'The Revenant' - Review - Chris At The Pictures

Tuesday 19 January 2016

'The Revenant' - Review


★ ★ ★ ½ 

Our constant companion throughout The Revenant (Alejandro González Iñàrritu’s tale of a left-for-dead frontiersman) is the harsh, wounded breathing of Leonardo DiCaprio’s Hugh Glass. Mutilated in a savage bear attack and abandoned by rival and fellow pelt-hauler John Fitzgerald (Tom Hardy), Glass begins an odyssey across the frozen wastes of the West, seeking vengeance. 

The recurring motif of Glass rising after yet another rough night under the stars perfectly encapsulates the strengths and weaknesses of the film. Despite the baggage of gobsmacking on-set reports and Oscar fever, DiCaprio’s performance is startlingly captivating, often rendering one of Hollywood’s most famous faces unrecognisable behind a beard matted with blood, mud and snot. As reluctant as I am to cave to award voters’ fawning for transformative performances, there’s no denial that this portrayal is anything less than sublime. For what must constitute 80% of the run-time, Leo crawls, chokes and chews his way across stunning landscapes, at once distracting from and contributing to the savage backdrop. 

And what extraordinary savagery it is, too: not since Gareth Evan’s follow-up to The Raid has cinematic pain been so viscerally convincing. A heart-thumping battle sequence followed closely by the bear brawl set us off at a sprint before grinding to a gritty, grimy crawl. This is where the problem with our constant focus on Glass comes into play: a very grumpy man waking up in the woods can only be entertaining so many times, and the endless repetition of grumbling into scummy beard, crawling a few paces, sleeping in a horse carcass etc. drags the centre section of the film into a dangerous gutter. As with Iñàrritu’s Birdman, the twenty minutes that inspire much watch-checking and fidgeting is the clumsy ink smudge on an otherwise unsullied work.

Reference to the cinematic frame as a painting is also applicable to Emmanuel Lubezki’s cinematography. His usual penchant for long, winding takes is dotted about the piece, but far more impressive are the moments when the camera is allowed a moment of stillness, to take in exquisite vistas of looming mountain ranges and biting, jet-black rivers.
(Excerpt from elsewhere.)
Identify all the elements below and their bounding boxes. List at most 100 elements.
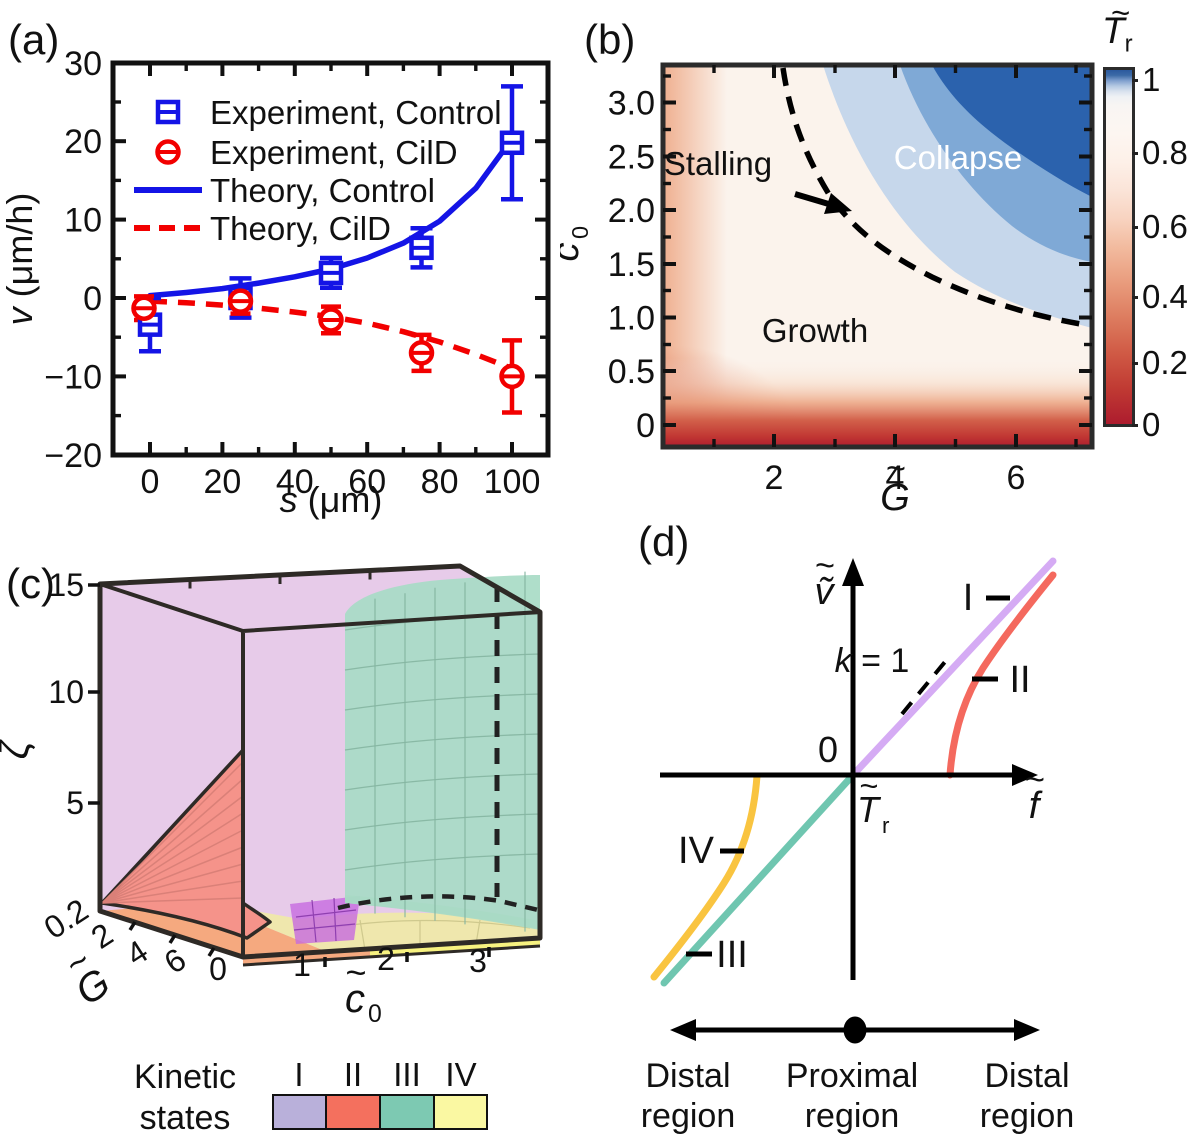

Some compositions are so ingeniously striking that I’m certain no-one has ever imagined anything like them: take, for example, a shot that places us within wisps of cloud, reminded of our lofty position above and beyond Glass’s plight as he drifts between the rage of his waking hours or the calm lucidness of his recurring daydreams. 

I’m not entirely convinced that any of these surreal outcroppings actually have anything important to say about human nature and how far we are willing to go for the sake of survival, vengeance, or both, but as long as they’re so wondrously mounted, I’m quite happy to go the distance.

With DiCaprio’s much pined-for Oscar pretty much a dead cert at this point, recognition of other great turns in the film is massively lacking to the point of negligence. Hardy has sported roles like this before, and his overwrought southern accent distracts from the great supporting work being done by Domhnall Gleeson as Glass’s sympathetic superior officer. Will Poulter also does well in a role which finally allowed me to see more of his talent and less of his eyebrows. In the midst of a film so often obsessed with unwashed hair, soggy fur and torn fabrics, this is not something to be undervalued. For all the muscular violence, ice-cold tone and stark imagery, the character-driven elements of The Revenant are what push it above a mere endurance test and into the realm of warm-blooded, human storytelling.